Charles H. Bennett (computer scientist)

Charles Henry Bennett ( born 1943 ) is an American physicist and computer scientist. He is one of the discoverers of quantum teleportation.

Life and work

Bennett was the son of two music teachers. He graduated from Brandeis University with a bachelor's degree in chemistry in 1964 and in 1970 at Harvard University under David Turnbull and Bernie Alder his doctorate with a thesis on the molecular dynamics. As a post - graduate student, he worked at Aneesur Rahman at Argonne National Laboratory. From 1972, he worked at IBM in research. Bennett is an IBM Fellow and works at the IBM Thomas J. Watson Research Center. 1983 to 1985 he was a visiting professor of computer science at Boston University.

He conducted research in particular on the relationship between physics and information and, more recently, especially in the field of quantum information processing ( quantum cryptography ).

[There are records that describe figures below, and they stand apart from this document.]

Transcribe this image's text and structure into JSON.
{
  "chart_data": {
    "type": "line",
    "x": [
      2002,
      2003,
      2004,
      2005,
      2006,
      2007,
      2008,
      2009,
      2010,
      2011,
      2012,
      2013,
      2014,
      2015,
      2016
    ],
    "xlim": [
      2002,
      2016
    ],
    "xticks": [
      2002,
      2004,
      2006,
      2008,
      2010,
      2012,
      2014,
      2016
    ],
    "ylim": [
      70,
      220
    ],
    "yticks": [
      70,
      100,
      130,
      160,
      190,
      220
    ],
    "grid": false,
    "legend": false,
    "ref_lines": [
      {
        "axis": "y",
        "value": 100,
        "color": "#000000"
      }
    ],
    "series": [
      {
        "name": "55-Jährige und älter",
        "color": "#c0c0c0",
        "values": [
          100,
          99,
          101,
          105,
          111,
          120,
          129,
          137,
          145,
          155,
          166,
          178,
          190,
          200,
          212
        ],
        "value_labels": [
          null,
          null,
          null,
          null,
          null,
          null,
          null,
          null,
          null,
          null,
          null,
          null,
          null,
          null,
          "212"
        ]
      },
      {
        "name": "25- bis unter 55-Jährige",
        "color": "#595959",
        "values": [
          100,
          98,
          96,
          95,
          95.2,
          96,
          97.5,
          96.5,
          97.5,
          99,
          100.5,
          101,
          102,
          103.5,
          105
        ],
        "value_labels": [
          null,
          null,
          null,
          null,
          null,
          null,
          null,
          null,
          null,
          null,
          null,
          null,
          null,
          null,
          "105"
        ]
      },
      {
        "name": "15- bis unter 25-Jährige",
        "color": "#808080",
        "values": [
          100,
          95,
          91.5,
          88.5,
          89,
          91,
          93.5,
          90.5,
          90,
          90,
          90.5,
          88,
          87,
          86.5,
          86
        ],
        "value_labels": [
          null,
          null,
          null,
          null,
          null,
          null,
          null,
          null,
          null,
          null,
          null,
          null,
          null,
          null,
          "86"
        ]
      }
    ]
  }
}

In 1973, he was building on the work of Rolf Landauer (1961 ), that a universal computer is possible, which operates thermodynamically reversible ( and this also needs to be logically reversible), ie does not generate (or arbitrarily small ) entropy. In 1982, he suggested a reinterpretation of Maxwell's demon in front of whose principal failure to break the second law does not exist under Bennett at the cost of obtaining information, but in the cost of destruction of information.

With Gilles Brassard he hit 1984 after the two named BB84 protocol for quantum key exchange, the first in such procedures. He demonstrated the practicability 1989 John A. Smolin

In 1993, he discovered with Brassard and other quantum teleportation. With Smolin, Wootters, DiVincenzo and others, he developed from 1995 to 1997, the theory of quantum entanglement ( entanglement ) quantitatively and developed methods of information transmission via classical and quantum noisy channels.

He also dealt with algorithmic information theory and defined an inner complexity (logical depth) physical conditions than the time required by a universal computer to create the state from a random initial state.

He is a Fellow of the National Academy of Sciences and the American Physical Society.

He is married and has three children. His hobbies are photography and music.